ABU DHABI // The number of terrorists using the Arabian Gulf to launder drug-trafficking money is on the rise and countries in the region should reinforce the sharing of their intelligence and train local police forces to prevent smugglers from succeeding, experts say.

Johan Obdola, the president of the International Organisation for Security and Intelligence, visited the UAE to meet its police forces.

He wanted to spread the message that the UAE and the region were targets for such criminals, or so-called narco-terrorists.

Mr Obdola said there were several narco-terrorist groups from south and central America and Mexico that were doing a lot of drug trafficking in west Africa.

“The new routes that they are developing involve the GCC,” he said, adding there were members of Colombian and Mexican criminal gangs in the UAE to supply the demand or increase it for money laundering.

“It’s becoming a bit of a problem here,” said Mr Obdola.

The traffickers are using submarines to transport drugs and weapons to west Africa.

“They can go down to 10 metres and they can be used as a strategic weapon against oil or gas facilities offshore,” he said.

“It’s very hard to track them on radar and there’s now another interesting emerging route between Argentina and Brazil to Qatar.”

The UAE’s economic development is drawing the interest of such groups.

“So you have very powerful criminal organisations looking into it,” he said.

“It’s a matter of identifying what would be the immediate and long-term threat to the UAE’s homeland security.

“These people are very smart, they know how to penetrate any country and they’re looking at this area now, especially in the last three to four years.”

Mr Obdola said he received information that a well-known Mexican drug lord, who had established his operation in Argentina and had worked in China, was “now working on Qatar and the whole GCC”.

“They invest in real estate, more than using it as a hub for drugs, but they’re expanding,” he said.

Mr Obdola met with Sheikh Ahmed bin Saeed, the president of Dubai Civil Aviation, to discuss the threat.

He said police in Abu Dhabi and Dubai were doing a good job of fighting drug trafficking, “but when you face something unknown, you have to be prepared”.

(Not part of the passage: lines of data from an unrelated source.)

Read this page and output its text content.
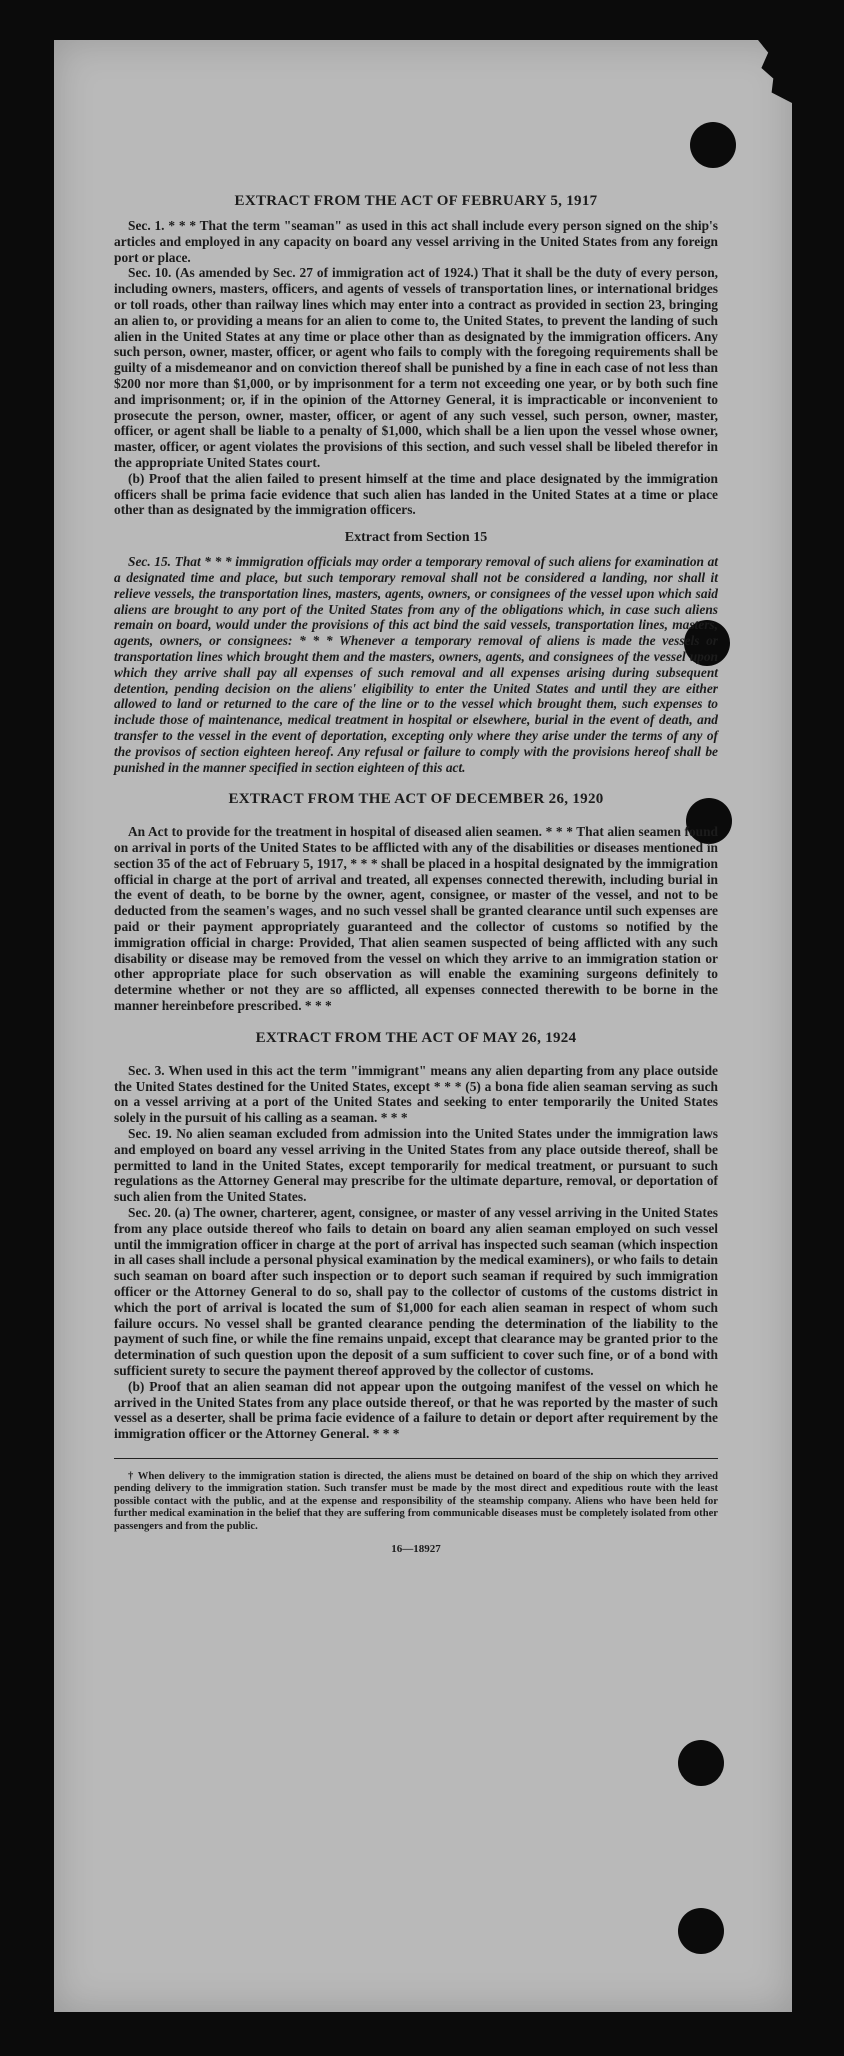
EXTRACT FROM THE ACT OF FEBRUARY 5, 1917

Sec. 1. * * * That the term "seaman" as used in this act shall include every person signed on the ship's articles and employed in any capacity on board any vessel arriving in the United States from any foreign port or place.

Sec. 10. (As amended by Sec. 27 of immigration act of 1924.) That it shall be the duty of every person, including owners, masters, officers, and agents of vessels of transportation lines, or international bridges or toll roads, other than railway lines which may enter into a contract as provided in section 23, bringing an alien to, or providing a means for an alien to come to, the United States, to prevent the landing of such alien in the United States at any time or place other than as designated by the immigration officers. Any such person, owner, master, officer, or agent who fails to comply with the foregoing requirements shall be guilty of a misdemeanor and on conviction thereof shall be punished by a fine in each case of not less than $200 nor more than $1,000, or by imprisonment for a term not exceeding one year, or by both such fine and imprisonment; or, if in the opinion of the Attorney General, it is impracticable or inconvenient to prosecute the person, owner, master, officer, or agent of any such vessel, such person, owner, master, officer, or agent shall be liable to a penalty of $1,000, which shall be a lien upon the vessel whose owner, master, officer, or agent violates the provisions of this section, and such vessel shall be libeled therefor in the appropriate United States court.

(b) Proof that the alien failed to present himself at the time and place designated by the immigration officers shall be prima facie evidence that such alien has landed in the United States at a time or place other than as designated by the immigration officers.

Extract from Section 15

Sec. 15. That * * * immigration officials may order a temporary removal of such aliens for examination at a designated time and place, but such temporary removal shall not be considered a landing, nor shall it relieve vessels, the transportation lines, masters, agents, owners, or consignees of the vessel upon which said aliens are brought to any port of the United States from any of the obligations which, in case such aliens remain on board, would under the provisions of this act bind the said vessels, transportation lines, masters, agents, owners, or consignees: * * * Whenever a temporary removal of aliens is made the vessels or transportation lines which brought them and the masters, owners, agents, and consignees of the vessel upon which they arrive shall pay all expenses of such removal and all expenses arising during subsequent detention, pending decision on the aliens' eligibility to enter the United States and until they are either allowed to land or returned to the care of the line or to the vessel which brought them, such expenses to include those of maintenance, medical treatment in hospital or elsewhere, burial in the event of death, and transfer to the vessel in the event of deportation, excepting only where they arise under the terms of any of the provisos of section eighteen hereof. Any refusal or failure to comply with the provisions hereof shall be punished in the manner specified in section eighteen of this act.

EXTRACT FROM THE ACT OF DECEMBER 26, 1920

An Act to provide for the treatment in hospital of diseased alien seamen. * * * That alien seamen found on arrival in ports of the United States to be afflicted with any of the disabilities or diseases mentioned in section 35 of the act of February 5, 1917, * * * shall be placed in a hospital designated by the immigration official in charge at the port of arrival and treated, all expenses connected therewith, including burial in the event of death, to be borne by the owner, agent, consignee, or master of the vessel, and not to be deducted from the seamen's wages, and no such vessel shall be granted clearance until such expenses are paid or their payment appropriately guaranteed and the collector of customs so notified by the immigration official in charge: Provided, That alien seamen suspected of being afflicted with any such disability or disease may be removed from the vessel on which they arrive to an immigration station or other appropriate place for such observation as will enable the examining surgeons definitely to determine whether or not they are so afflicted, all expenses connected therewith to be borne in the manner hereinbefore prescribed. * * *

EXTRACT FROM THE ACT OF MAY 26, 1924

Sec. 3. When used in this act the term "immigrant" means any alien departing from any place outside the United States destined for the United States, except * * * (5) a bona fide alien seaman serving as such on a vessel arriving at a port of the United States and seeking to enter temporarily the United States solely in the pursuit of his calling as a seaman. * * *

Sec. 19. No alien seaman excluded from admission into the United States under the immigration laws and employed on board any vessel arriving in the United States from any place outside thereof, shall be permitted to land in the United States, except temporarily for medical treatment, or pursuant to such regulations as the Attorney General may prescribe for the ultimate departure, removal, or deportation of such alien from the United States.

Sec. 20. (a) The owner, charterer, agent, consignee, or master of any vessel arriving in the United States from any place outside thereof who fails to detain on board any alien seaman employed on such vessel until the immigration officer in charge at the port of arrival has inspected such seaman (which inspection in all cases shall include a personal physical examination by the medical examiners), or who fails to detain such seaman on board after such inspection or to deport such seaman if required by such immigration officer or the Attorney General to do so, shall pay to the collector of customs of the customs district in which the port of arrival is located the sum of $1,000 for each alien seaman in respect of whom such failure occurs. No vessel shall be granted clearance pending the determination of the liability to the payment of such fine, or while the fine remains unpaid, except that clearance may be granted prior to the determination of such question upon the deposit of a sum sufficient to cover such fine, or of a bond with sufficient surety to secure the payment thereof approved by the collector of customs.

(b) Proof that an alien seaman did not appear upon the outgoing manifest of the vessel on which he arrived in the United States from any place outside thereof, or that he was reported by the master of such vessel as a deserter, shall be prima facie evidence of a failure to detain or deport after requirement by the immigration officer or the Attorney General. * * *

† When delivery to the immigration station is directed, the aliens must be detained on board of the ship on which they arrived pending delivery to the immigration station. Such transfer must be made by the most direct and expeditious route with the least possible contact with the public, and at the expense and responsibility of the steamship company. Aliens who have been held for further medical examination in the belief that they are suffering from communicable diseases must be completely isolated from other passengers and from the public.

16—18927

“Narco-terrorists are very subtle but very aggressive and, although the Gulf is a tougher region because everything is very clean and clear here, it’s not impossible for them, especially now with Expo 2020,” he said.

Dr Firuz Yasamis, the director of diplomacy at the American University in the Emirates, said countries in the region should work together in fighting the drug trade.

He said drug trafficking could become economically significant in the region.

“It’s something I see happening in the near future,” said Dr Yasamis. “This region is a channel of transit from the Far East to Africa for alcohol, drugs, cigarettes and human trafficking as a source of income for these terrorists.”

Arabian Gulf governments should establish a cooperative regional organisation, he said.

“Security begins with intelligence,” he said. “If you don’t have any good and secure intelligence services, they [countries] will be disarmed by the very powerful international mafia.

“These people are working and running around and somebody should say no to them.”

As such, airport security was more important than ever, said Nauman Arshad, the chief executive of Xellerix, a Dubai-based company that provides advanced electronic security systems.

“For the Middle East, I’ve always felt that the UAE led the region in terms of innovation, security and stability, so I think they’re falling in line with the vision they set,” he said.

Mr Obdola said: “What happens depends on the response from the government and the security forces. They need to share information and process it because the new frontier is the UAE.”